Although this question has sort of been asked before (Why aren't vacuous truths just undefined?), I think my question is emphasizing a somewhat different aspect. Rather than knowing "why" vacuous truths aren't just undefined...I want to know when one should treat a statement as undefined, instead of vacuously true (or vacuously false).
In Tao's Analysis I, there is the following passage:
"To summarize so far, among all the objects studied in mathematics, some of the objects happen to be sets; and if $x$ is an object and $A$ is a set, then either $x \in A$ is true or $x \in A$ is false. (If $A$ is not a set, we leave the statement $x \in A$ undefined; for instance, we consider the statement $3 \in 4$ to be neither be true or false, but simply meaningless, since 4 is not a set.)"
So while this certainly makes sense...I am reluctant to claim that I comfortably know when to declare something as being vacuous versus undefined.

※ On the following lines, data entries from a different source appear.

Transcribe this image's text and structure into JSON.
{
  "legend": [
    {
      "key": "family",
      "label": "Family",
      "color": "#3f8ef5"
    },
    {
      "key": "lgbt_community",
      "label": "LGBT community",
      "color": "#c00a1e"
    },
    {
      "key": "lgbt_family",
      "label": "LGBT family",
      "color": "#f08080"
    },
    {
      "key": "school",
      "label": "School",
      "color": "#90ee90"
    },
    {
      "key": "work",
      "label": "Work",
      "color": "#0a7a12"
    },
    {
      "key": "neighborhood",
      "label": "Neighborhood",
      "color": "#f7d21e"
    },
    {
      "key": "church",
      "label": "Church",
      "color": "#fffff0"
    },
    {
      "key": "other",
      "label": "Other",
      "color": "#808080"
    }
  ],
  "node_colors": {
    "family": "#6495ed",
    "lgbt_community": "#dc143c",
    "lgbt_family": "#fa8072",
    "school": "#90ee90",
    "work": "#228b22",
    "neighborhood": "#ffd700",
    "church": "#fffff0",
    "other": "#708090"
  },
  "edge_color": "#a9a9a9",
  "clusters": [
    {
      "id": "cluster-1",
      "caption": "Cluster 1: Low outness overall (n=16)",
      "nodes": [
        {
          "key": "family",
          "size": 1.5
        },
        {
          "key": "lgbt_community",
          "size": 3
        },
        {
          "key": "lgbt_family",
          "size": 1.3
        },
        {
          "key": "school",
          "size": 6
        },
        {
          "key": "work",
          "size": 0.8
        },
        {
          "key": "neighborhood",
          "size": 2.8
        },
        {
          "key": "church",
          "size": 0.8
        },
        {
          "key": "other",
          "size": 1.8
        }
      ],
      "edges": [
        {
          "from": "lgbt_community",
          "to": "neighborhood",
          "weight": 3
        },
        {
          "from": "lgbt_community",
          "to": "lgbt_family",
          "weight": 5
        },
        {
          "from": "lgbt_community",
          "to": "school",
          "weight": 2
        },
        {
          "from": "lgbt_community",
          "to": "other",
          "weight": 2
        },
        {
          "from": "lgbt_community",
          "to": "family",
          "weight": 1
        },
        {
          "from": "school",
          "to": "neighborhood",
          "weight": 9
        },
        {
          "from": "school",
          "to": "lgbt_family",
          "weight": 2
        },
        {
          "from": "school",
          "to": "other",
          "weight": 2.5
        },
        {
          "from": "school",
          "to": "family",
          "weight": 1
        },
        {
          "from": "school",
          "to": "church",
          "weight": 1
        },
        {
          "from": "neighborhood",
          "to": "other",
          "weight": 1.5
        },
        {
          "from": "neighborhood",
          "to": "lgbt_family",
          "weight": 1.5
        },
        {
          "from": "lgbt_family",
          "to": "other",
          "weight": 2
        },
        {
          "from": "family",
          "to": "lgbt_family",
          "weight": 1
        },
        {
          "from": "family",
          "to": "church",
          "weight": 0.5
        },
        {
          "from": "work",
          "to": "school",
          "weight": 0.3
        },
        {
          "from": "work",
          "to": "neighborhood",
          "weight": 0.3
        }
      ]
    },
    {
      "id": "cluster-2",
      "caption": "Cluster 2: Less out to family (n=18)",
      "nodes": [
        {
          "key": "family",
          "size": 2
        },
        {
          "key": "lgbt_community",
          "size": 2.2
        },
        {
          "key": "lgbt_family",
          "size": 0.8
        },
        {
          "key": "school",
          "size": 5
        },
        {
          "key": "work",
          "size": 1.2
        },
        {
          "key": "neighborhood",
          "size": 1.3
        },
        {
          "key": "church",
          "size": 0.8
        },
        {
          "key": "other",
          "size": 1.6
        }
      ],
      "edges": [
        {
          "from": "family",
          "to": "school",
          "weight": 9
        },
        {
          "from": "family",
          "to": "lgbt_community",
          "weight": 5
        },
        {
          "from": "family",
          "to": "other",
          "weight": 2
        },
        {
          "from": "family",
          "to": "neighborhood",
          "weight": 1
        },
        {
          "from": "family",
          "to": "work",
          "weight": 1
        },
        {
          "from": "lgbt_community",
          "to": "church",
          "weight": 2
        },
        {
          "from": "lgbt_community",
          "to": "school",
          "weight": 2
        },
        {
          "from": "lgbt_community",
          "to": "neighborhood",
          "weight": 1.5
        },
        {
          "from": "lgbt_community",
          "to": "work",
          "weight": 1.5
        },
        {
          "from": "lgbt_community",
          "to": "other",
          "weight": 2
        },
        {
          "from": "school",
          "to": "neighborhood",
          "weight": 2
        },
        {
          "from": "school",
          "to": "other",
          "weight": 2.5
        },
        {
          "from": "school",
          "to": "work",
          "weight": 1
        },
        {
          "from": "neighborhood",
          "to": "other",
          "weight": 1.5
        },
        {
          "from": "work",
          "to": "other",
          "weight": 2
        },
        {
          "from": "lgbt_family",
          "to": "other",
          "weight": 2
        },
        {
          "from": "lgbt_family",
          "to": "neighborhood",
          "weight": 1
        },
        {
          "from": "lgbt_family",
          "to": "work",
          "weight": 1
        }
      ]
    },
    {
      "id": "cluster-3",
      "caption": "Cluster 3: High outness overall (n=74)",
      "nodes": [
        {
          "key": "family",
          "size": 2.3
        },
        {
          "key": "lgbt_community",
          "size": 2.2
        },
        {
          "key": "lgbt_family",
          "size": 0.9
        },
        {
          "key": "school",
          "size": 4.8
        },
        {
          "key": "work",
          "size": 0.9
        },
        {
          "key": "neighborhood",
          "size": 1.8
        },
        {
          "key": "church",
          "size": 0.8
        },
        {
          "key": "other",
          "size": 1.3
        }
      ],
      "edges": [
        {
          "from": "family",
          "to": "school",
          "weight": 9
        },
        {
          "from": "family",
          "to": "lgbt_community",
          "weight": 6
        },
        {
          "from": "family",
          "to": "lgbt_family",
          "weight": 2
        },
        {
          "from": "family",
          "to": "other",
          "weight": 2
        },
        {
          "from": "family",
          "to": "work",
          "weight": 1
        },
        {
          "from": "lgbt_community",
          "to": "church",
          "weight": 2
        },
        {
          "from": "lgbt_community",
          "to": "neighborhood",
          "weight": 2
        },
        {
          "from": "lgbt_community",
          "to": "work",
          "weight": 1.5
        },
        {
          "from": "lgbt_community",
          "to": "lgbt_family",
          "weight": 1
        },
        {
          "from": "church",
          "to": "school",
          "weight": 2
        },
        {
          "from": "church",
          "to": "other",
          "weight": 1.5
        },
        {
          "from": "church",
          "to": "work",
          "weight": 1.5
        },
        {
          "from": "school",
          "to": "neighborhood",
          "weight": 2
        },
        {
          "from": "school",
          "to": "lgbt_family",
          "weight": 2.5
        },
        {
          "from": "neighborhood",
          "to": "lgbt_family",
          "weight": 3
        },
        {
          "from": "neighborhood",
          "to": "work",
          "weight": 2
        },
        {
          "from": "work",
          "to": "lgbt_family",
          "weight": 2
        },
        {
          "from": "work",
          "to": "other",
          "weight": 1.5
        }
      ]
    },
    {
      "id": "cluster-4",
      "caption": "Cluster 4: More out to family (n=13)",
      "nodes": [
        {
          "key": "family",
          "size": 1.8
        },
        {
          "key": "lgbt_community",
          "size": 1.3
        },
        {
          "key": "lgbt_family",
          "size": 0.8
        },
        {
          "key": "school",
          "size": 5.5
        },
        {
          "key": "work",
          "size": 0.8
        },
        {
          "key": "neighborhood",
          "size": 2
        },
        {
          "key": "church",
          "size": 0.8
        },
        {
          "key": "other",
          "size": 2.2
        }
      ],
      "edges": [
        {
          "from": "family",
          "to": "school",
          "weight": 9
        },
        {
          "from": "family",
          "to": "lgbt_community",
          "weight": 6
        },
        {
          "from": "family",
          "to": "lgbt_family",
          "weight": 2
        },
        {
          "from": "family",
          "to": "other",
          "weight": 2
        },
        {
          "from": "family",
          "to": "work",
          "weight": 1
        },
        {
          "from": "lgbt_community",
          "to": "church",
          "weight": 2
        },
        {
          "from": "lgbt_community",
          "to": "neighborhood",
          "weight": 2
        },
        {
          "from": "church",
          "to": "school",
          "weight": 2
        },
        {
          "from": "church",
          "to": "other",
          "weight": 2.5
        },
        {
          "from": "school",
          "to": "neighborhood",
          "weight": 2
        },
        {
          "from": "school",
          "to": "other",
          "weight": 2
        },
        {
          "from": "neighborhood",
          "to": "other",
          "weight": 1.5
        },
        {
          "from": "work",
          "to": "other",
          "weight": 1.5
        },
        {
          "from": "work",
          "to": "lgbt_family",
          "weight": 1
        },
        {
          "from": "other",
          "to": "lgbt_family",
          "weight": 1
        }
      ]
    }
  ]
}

If I were to rephrase this slightly, I could say: Prove to me that $3$ is not an element of $4$.
...Well, unfortunately, $4$ is not a set so I have no way of disproving your claim. However, this sounds vaguely similar to any sort of argument that invokes the "vacuously true" approach. (And for the situation of a base case of an induction proof, it is quite important to make the distinction between "undefined" and "vacuously true", I would think!) Could anyone offer an explanation that will clear this up for me?